Please use makefile for linting. If you run staticcheck by itself it will fail due to different tags containing same functions. So please run make lint instead.

Developing with Visual Studio Code Devcontainers

NOTE: This use of devcontainers for terraform-provider-databricks development is experimental and not officially supported by Databricks

This project has configuration for working with Visual Studio Code Devcontainers - this allows you to containerize your development prerequisites (e.g. golang, terraform). To use this you will need Visual Studio Code and Docker.

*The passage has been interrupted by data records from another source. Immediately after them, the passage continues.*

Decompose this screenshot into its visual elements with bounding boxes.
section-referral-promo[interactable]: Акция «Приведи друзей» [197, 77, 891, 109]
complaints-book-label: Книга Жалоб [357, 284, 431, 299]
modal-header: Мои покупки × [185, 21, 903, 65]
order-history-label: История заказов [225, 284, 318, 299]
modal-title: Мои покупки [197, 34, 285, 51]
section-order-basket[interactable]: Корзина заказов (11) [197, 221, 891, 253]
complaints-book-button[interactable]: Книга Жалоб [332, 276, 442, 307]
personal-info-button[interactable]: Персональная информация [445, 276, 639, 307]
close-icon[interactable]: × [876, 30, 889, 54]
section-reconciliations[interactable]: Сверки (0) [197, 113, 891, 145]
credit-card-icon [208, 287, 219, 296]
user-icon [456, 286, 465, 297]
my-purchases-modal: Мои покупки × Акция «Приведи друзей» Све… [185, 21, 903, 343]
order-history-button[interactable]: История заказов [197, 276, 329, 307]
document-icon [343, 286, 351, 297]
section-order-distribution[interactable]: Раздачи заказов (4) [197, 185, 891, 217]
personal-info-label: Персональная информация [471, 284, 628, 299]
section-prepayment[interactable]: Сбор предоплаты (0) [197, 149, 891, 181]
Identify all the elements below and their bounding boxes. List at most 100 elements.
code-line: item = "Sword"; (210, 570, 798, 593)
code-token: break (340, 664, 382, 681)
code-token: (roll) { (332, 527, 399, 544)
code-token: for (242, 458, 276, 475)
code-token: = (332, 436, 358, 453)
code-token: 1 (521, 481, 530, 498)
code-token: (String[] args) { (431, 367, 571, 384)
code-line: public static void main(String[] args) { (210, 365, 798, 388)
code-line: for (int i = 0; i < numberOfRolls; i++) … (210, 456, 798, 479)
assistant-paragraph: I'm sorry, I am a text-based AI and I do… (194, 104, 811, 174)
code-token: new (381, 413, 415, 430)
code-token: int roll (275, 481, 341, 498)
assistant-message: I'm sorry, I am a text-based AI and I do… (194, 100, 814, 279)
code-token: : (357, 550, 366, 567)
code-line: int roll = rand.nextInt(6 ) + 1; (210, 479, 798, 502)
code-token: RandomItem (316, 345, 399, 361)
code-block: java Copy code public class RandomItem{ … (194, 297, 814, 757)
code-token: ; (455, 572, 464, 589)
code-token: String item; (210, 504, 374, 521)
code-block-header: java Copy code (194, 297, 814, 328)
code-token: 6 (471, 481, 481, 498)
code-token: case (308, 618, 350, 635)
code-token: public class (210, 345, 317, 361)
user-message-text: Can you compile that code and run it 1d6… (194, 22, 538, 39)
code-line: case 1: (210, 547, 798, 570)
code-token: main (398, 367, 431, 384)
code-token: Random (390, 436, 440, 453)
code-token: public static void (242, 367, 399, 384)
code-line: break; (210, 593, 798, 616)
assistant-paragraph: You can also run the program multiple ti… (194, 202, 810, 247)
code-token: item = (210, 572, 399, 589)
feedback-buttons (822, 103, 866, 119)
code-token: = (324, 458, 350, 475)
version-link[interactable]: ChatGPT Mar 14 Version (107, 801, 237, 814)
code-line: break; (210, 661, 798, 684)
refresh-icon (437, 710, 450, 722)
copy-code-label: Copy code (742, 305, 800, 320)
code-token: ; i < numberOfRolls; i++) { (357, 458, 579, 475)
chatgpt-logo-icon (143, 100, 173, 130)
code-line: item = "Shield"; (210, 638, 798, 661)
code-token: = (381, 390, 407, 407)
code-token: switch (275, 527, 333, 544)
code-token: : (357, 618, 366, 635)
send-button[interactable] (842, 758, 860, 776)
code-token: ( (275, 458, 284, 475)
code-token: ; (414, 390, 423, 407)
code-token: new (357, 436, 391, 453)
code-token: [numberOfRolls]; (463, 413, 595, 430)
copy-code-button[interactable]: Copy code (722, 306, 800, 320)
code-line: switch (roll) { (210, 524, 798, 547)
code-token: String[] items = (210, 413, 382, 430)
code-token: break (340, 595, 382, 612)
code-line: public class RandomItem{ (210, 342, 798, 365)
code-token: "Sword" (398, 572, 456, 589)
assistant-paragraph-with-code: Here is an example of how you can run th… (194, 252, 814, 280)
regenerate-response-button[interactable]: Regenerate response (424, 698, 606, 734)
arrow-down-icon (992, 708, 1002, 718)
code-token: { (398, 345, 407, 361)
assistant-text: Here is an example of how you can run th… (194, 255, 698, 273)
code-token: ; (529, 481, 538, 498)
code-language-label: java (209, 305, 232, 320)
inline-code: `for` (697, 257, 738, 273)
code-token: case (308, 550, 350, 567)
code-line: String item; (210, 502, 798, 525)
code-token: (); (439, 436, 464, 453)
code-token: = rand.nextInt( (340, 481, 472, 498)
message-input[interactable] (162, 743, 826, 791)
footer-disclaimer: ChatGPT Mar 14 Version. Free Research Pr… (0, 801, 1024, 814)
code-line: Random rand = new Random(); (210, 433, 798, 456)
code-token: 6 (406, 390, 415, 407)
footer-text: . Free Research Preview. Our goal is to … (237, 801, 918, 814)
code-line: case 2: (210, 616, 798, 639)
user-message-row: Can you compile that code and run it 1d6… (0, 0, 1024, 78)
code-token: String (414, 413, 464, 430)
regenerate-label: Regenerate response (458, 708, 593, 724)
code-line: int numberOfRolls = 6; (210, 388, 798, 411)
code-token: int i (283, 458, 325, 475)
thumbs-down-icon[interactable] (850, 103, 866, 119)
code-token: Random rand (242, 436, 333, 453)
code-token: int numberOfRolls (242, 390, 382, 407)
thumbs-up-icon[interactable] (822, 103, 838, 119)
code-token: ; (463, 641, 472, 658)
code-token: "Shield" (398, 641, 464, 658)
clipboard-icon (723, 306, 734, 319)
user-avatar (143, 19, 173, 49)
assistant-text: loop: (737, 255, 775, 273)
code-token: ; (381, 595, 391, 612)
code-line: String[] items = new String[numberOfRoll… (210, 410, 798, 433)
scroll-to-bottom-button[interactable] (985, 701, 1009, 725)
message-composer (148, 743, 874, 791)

To get started, clone this repo and open the folder with Visual Studio Code. If you don't have the Remote Development extension then you should be prompted to install it.

Once the folder is loaded and the extension is installed you should be prompted to re-open the folder in a devcontainer. This will built and run the container image with the correct tools (and versions) ready to start working on and building the code. The in-built terminal will launch a shell inside the container for running make commands etc.

See the docs for more details on working with devcontainers.